Assis à la table de la maison des internationaux, Jésus-Emilio a toujours cette petite étincelle dans les yeux. Il n’est plus le représentant légal de la communauté mais pour autant, il reste déterminé dans son effort de paix et de construction d’une alternative face à la brutalité du système capitaliste.
Mais avant d’entamer la discussion sur les accords de paix, il est important de faire un petit rappel historique. En effet, les conflits en Colombie ont une longue histoire. Une des origines possibles peut-être, la mort du candidat Jorge Eliécer Gaitán, assassiné à Bogotá le 9 avril 1948. Sa mort provoquera une flambée de violence qui ne cessera de s’accroître d’année en année. Une autre composante importante est l’apparition de la guérilla des FARC (Fuerzas Armadas Revolucionarias de Colombia) en 1966. D’autres groupes guérilleros apparaissent comme l’ELN (Ejercito Nacional de Liberación) ou encore l’EPL (Ejercito Popular de Liberación). Tous se réclament du marxisme et prennent Cuba pour exemple. Ces guérillas et leurs programmes de redistribution des terres trouvent des soutiens dans les zones rurales auprès des paysans sans terres.
Un état en déliquescence, des guérillas rurales avec des bases populaires, une grande misère sociale; soixante ans après, c’est toujours le même paysage que l’on retrouve en Colombie. La « nouveauté » étant la prépondérance depuis les années 80, du trafic de drogue avec son corollaire direct à savoir la corruption et la collusion des gouvernants mais aussi des FARC qui ont progressivement abandonné leurs idéaux pour se financer par le marché florissant de la cocaïne.

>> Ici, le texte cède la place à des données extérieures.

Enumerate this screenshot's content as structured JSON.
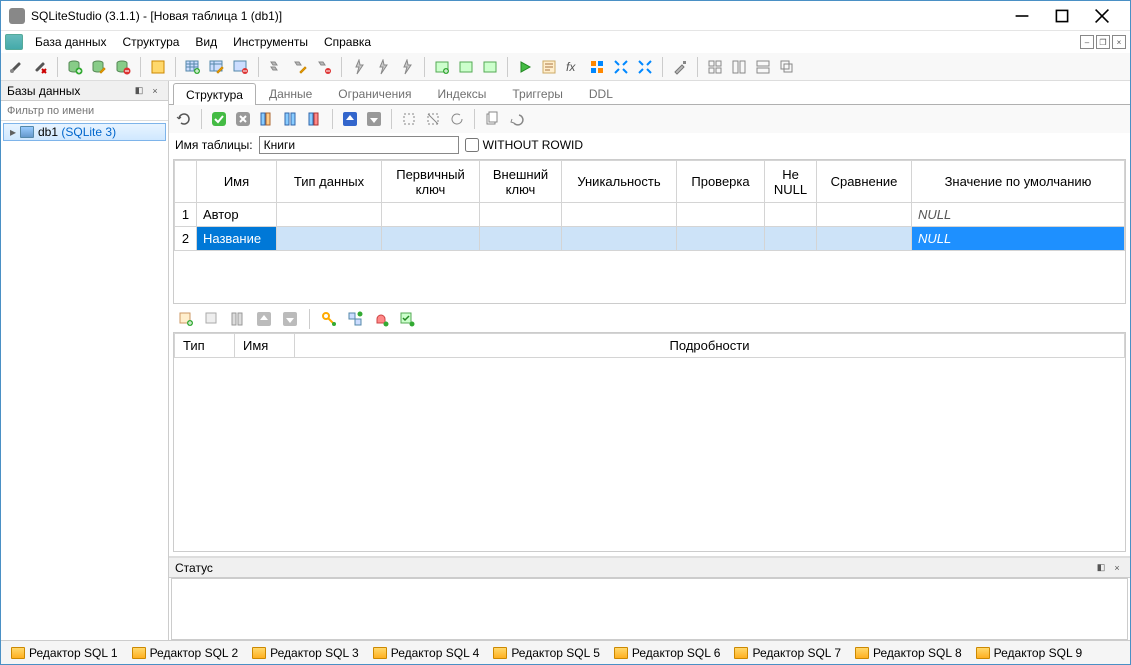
{
  "window": {
    "title": "SQLiteStudio (3.1.1) - [Новая таблица 1 (db1)]"
  },
  "menu": {
    "items": [
      "База данных",
      "Структура",
      "Вид",
      "Инструменты",
      "Справка"
    ]
  },
  "sidebar": {
    "title": "Базы данных",
    "filter_placeholder": "Фильтр по имени",
    "db": {
      "name": "db1",
      "driver": "SQLite 3"
    }
  },
  "tabs": {
    "items": [
      "Структура",
      "Данные",
      "Ограничения",
      "Индексы",
      "Триггеры",
      "DDL"
    ],
    "active_index": 0
  },
  "table_editor": {
    "name_label": "Имя таблицы:",
    "name_value": "Книги",
    "without_rowid_label": "WITHOUT ROWID",
    "without_rowid_checked": false
  },
  "columns_grid": {
    "headers": [
      "Имя",
      "Тип данных",
      "Первичный ключ",
      "Внешний ключ",
      "Уникальность",
      "Проверка",
      "Не NULL",
      "Сравнение",
      "Значение по умолчанию"
    ],
    "rows": [
      {
        "num": "1",
        "name": "Автор",
        "type": "",
        "pk": "",
        "fk": "",
        "uniq": "",
        "check": "",
        "notnull": "",
        "collate": "",
        "default": "NULL",
        "selected": false
      },
      {
        "num": "2",
        "name": "Название",
        "type": "",
        "pk": "",
        "fk": "",
        "uniq": "",
        "check": "",
        "notnull": "",
        "collate": "",
        "default": "NULL",
        "selected": true
      }
    ]
  },
  "constraints_grid": {
    "headers": [
      "Тип",
      "Имя",
      "Подробности"
    ]
  },
  "status": {
    "title": "Статус"
  },
  "bottom_tabs": {
    "items": [
      "Редактор SQL 1",
      "Редактор SQL 2",
      "Редактор SQL 3",
      "Редактор SQL 4",
      "Редактор SQL 5",
      "Редактор SQL 6",
      "Редактор SQL 7",
      "Редактор SQL 8",
      "Редактор SQL 9"
    ]
  },
  "icons": {
    "connect": "plug",
    "disconnect": "plug-x",
    "db_add": "db+",
    "db_edit": "db✎",
    "db_del": "db×",
    "refresh": "⟳",
    "commit": "✓",
    "rollback": "✗",
    "fx": "fx"
  }
}
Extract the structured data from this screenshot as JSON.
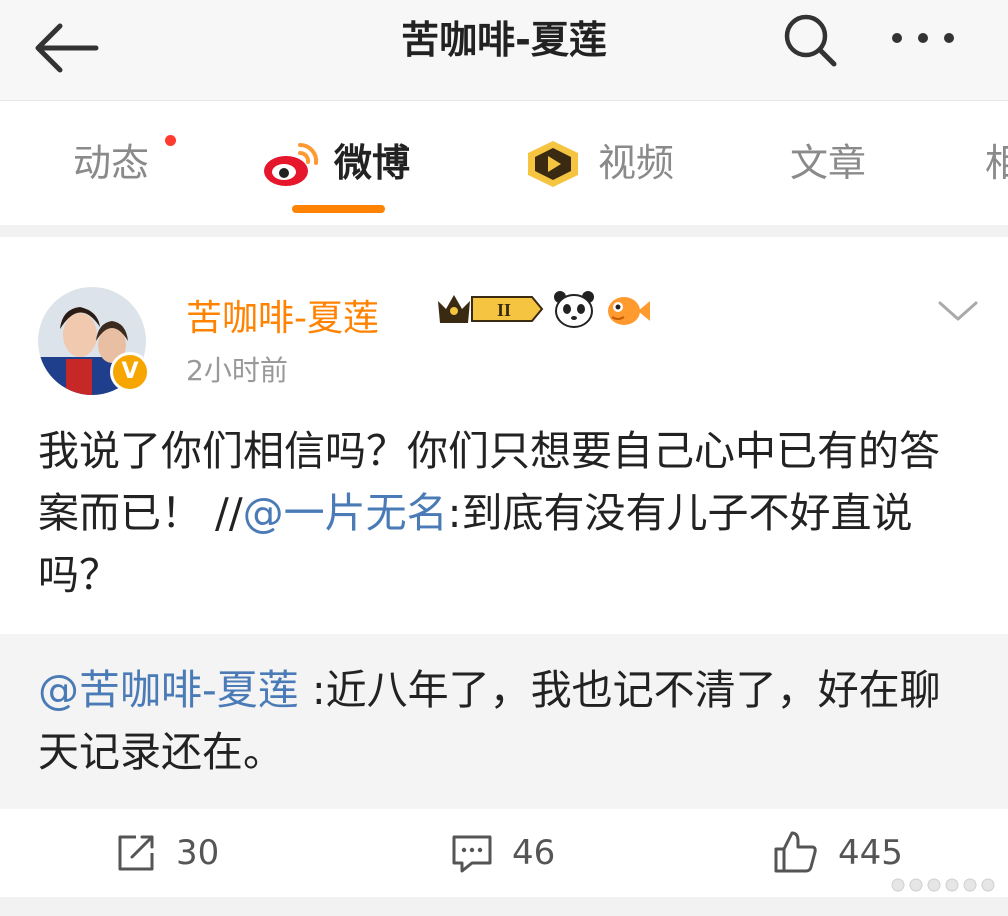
{
  "header": {
    "title": "苦咖啡-夏莲",
    "back_icon": "arrow-left-icon",
    "search_icon": "search-icon",
    "more_icon": "more-horizontal-icon"
  },
  "tabs": [
    {
      "label": "动态",
      "active": false,
      "has_dot": true
    },
    {
      "label": "微博",
      "active": true,
      "icon": "weibo-logo-icon"
    },
    {
      "label": "视频",
      "active": false,
      "icon": "video-play-icon"
    },
    {
      "label": "文章",
      "active": false
    },
    {
      "label": "相",
      "active": false
    }
  ],
  "post": {
    "username": "苦咖啡-夏莲",
    "level": "II",
    "time": "2小时前",
    "text_part1": "我说了你们相信吗？你们只想要自己心中已有的答案而已！ //",
    "mention1": "@一片无名",
    "text_part2": ":到底有没有儿子不好直说吗？",
    "repost_mention": "@苦咖啡-夏莲",
    "repost_text": " :近八年了，我也记不清了，好在聊天记录还在。"
  },
  "actions": {
    "repost_count": "30",
    "comment_count": "46",
    "like_count": "445"
  },
  "colors": {
    "accent": "#ff8200",
    "mention": "#4a7bb7",
    "dot": "#ff3b30"
  }
}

Le conflit en Colombie est un des plus vieux sur le continent sud-américain. Selon des chiffres officiels, il y aurait eu 220.000 morts et plus de cinq millions de déplacés.
En Colombie, la négociation de paix est une pratique ancienne. Depuis 1982, les gouvernements successifs ont, à un moment ou un autre, abordé ces dialogues de paix. Jusqu’à ce jour, cela a toujours été un échec retentissant. D’où un certain scepticisme lorsque Santos, le président actuel, a annoncé une table de négociations entre le gouvernement et les FARC, sans cessez-le-feu préalable.
L’agenda des négociations, qui a fait l’objet d’un consensus entre les deux parties, comporte cinq points :
1. La question de la terre et de la distribution plus équitable des richesses.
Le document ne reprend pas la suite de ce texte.